Hardly a day goes by when the last four men standing from the class of 2008 don’t sit around and talk about all that has transpired in their five seasons at North Texas.
Coleman Feeley, Aaron Fortenberry, Jeremy Phillips and Tevinn Cantly never have a shortage of topics to mull over.
There are the big wins and losses, close ones and blowouts, near misses and a coaching change.
The quartet seems to have experienced about everything there is in college football with one notable exception — a winning season with a trip to a bowl game.
Their final opportunity essentially begins Saturday with UNT’s Sun Belt Conference opener against Troy, a game that might be the most important league opener of their careers.
UNT is 1-2 with losses to national powers LSU and Kansas State already in the books and a two-game road trip coming up following its game against Troy.
A loss to the Trojans wouldn’t kill UNT’s chances to end a string of seven straight losing seasons, but it would leave the Mean Green a tough road to travel to get to the bowl game those fifth-year seniors have never experienced.
“It’s hard to go through a college career and never experience a bowl game,” Feeley said. “None of us want to get out of here and say, ‘I played college ball and played hard, but we didn’t win.’ Nobody wants to do that. Nobody wants to leave college without any hardware.”

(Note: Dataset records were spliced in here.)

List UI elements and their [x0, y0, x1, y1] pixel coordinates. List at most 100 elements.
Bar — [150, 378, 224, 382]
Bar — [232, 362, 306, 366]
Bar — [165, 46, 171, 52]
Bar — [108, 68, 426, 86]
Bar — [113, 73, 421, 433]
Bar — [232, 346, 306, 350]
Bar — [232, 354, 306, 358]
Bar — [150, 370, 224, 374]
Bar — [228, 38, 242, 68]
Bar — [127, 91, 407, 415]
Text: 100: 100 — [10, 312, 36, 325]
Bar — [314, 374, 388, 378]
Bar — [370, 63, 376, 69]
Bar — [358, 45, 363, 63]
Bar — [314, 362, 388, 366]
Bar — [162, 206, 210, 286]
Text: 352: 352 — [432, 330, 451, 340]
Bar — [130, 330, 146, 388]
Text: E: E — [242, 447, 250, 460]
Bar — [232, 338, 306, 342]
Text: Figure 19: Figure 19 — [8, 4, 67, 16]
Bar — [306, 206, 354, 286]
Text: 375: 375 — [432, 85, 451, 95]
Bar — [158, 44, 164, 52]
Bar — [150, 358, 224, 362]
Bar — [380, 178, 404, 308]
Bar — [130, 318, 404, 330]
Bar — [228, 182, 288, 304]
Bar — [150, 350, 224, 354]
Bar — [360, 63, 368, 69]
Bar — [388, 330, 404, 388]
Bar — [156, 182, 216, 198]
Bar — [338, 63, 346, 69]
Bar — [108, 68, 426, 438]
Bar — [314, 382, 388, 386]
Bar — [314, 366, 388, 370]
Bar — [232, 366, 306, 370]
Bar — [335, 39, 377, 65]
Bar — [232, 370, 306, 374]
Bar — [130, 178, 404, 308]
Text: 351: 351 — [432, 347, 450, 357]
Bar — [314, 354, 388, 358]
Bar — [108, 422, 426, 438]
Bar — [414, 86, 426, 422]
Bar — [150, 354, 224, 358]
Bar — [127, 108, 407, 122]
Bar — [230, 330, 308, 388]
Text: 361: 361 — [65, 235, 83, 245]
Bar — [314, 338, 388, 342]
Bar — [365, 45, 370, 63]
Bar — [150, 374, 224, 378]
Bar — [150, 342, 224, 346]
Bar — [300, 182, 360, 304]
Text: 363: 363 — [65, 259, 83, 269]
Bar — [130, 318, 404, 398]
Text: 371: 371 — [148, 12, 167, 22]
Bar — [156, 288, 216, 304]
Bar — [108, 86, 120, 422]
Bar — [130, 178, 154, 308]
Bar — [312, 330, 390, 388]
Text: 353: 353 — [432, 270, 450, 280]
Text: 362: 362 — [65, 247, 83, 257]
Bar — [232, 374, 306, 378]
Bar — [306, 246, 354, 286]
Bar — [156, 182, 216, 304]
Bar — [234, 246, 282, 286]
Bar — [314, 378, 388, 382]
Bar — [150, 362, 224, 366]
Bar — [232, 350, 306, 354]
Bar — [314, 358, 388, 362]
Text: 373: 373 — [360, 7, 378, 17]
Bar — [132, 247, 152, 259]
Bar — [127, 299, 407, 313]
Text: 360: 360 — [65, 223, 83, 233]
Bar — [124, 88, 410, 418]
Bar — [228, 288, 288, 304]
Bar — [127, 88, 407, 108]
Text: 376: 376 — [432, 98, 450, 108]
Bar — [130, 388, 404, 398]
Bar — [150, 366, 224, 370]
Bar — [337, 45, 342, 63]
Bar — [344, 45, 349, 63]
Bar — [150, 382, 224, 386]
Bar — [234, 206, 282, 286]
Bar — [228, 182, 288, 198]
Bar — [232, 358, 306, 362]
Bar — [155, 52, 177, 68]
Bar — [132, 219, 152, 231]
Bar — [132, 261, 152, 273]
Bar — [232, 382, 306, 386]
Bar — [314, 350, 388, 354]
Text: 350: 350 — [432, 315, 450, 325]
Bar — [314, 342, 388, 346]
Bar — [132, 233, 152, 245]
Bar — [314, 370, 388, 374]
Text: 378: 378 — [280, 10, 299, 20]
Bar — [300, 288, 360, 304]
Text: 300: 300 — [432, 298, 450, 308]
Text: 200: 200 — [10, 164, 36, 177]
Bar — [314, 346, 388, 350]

No one has left UNT with hardware in a long time, not since the freshmen who took a redshirt season when the Mean Green won the Sun Belt title in 2004 completed their five years in the program in 2008.
UNT kept its dream of being bowl-eligible alive last season until falling at home to Western Kentucky in Week 11. The Mean Green lost four games by a combined 13 points in 2010, when UNT finished 3-9 and changed coaches.
Dan McCarney took over for Todd Dodge, who was fired in the middle of the season and replaced by interim head coach Mike Canales.
Those close calls stung for Feeley and the rest of the Mean Green’s fifth-year seniors.
“Every year we felt like we could have done it and regretted that we didn’t,” Cantly said. “If you ask any of the guys who have been around a while, there is definitely a change. There is no reason we shouldn’t go all the way this year. All of the guys here have bought in. Some of us, it took a little longer. Some of the other guys in our class aren’t here anymore. They got kicked off or quit.”
UNT is hoping the players left will band together and make a run in what is expected to be a highly competitive league race.
Louisiana-Monroe, a team that was expected to finish in the middle of the Sun Belt pack, upset No. 8 Arkansas and took Auburn to overtime.
Western Kentucky picked up a huge win over in-state rival Kentucky for its first win over a team from a BCS automatic qualifying conference, not to mention its first win over a team from the Southeastern Conference.
And while the wins might not be as impressive, Arkansas State and Middle Tennessee beat Memphis, while Florida International edged Akron for the kind of nonconference wins Sun Belt teams have struggled to post in the past.
“There is no doubt that we are improved this year,” McCarney said of the Sun Belt. “You can see that with the level of competition, the wins over teams in other conferences and the teams in our league that played well against nationally ranked teams. It’s going to be a tremendous race.”
It’s one UNT was not expected to be a factor in at the beginning of the season.
The Mean Green was picked to finish eighth in the preseason coaches poll, ahead of only Florida Atlantic and South Alabama. FAU didn’t win a Sun Belt game last year, while USA is still in the process of moving up from the Football Championship Subdivision to join the league.
UNT had just two players named to the preseason All-Sun Belt team: offensive lineman Cyril Lemon and punter Will Atterberry.
UNT has looked better than it was projected to be in nonconference play. The Mean Green hung with Kansas State and rolled past Texas Southern, a team it was expected to handle easily and did.
The challenge now will be translating that success to its final season in the Sun Belt. UNT will play with a target on its back in its final season in the league before moving to Conference USA.
In the past, those obstacles might have been too much to overcome. The four longest-tenured players on UNT’s team believe that this year will be different, largely because of the change in the program’s culture under McCarney.
“We think we can win the conference, especially with the defense that we have,” Cantly said. “We feel like we should have the most dominant defense in the league. We don’t have any weak links like we used to have.”
The younger players on UNT’s roster can sense how important it is to the team’s fifth-year seniors to make the most of their last season.
“This is their last shot,” junior quarterback Derek Thompson said. “I know how important it is to them. They have been through some tough stretches. We want to do it for them.”
UNT’s players and coaches acknowledge it won’t be easy, a sentiment echoed by the coaches of the teams that have jumped into the national headlines with upsets.
“We have always said that any team can beat anyone in this conference on any given Saturday or Tuesday or whatever day you play on,” WKU head coach Willie Taggart said. “We have some really good teams in this conference.”
UNT’s quartet of fifth-year seniors know that is the case and are confident they have the ability to make their last year one to remember.
“The four of us are always talking about it,” Feeley said. “The things that we have been through with the hard losses and the blowouts, we don’t want to go out without winning.”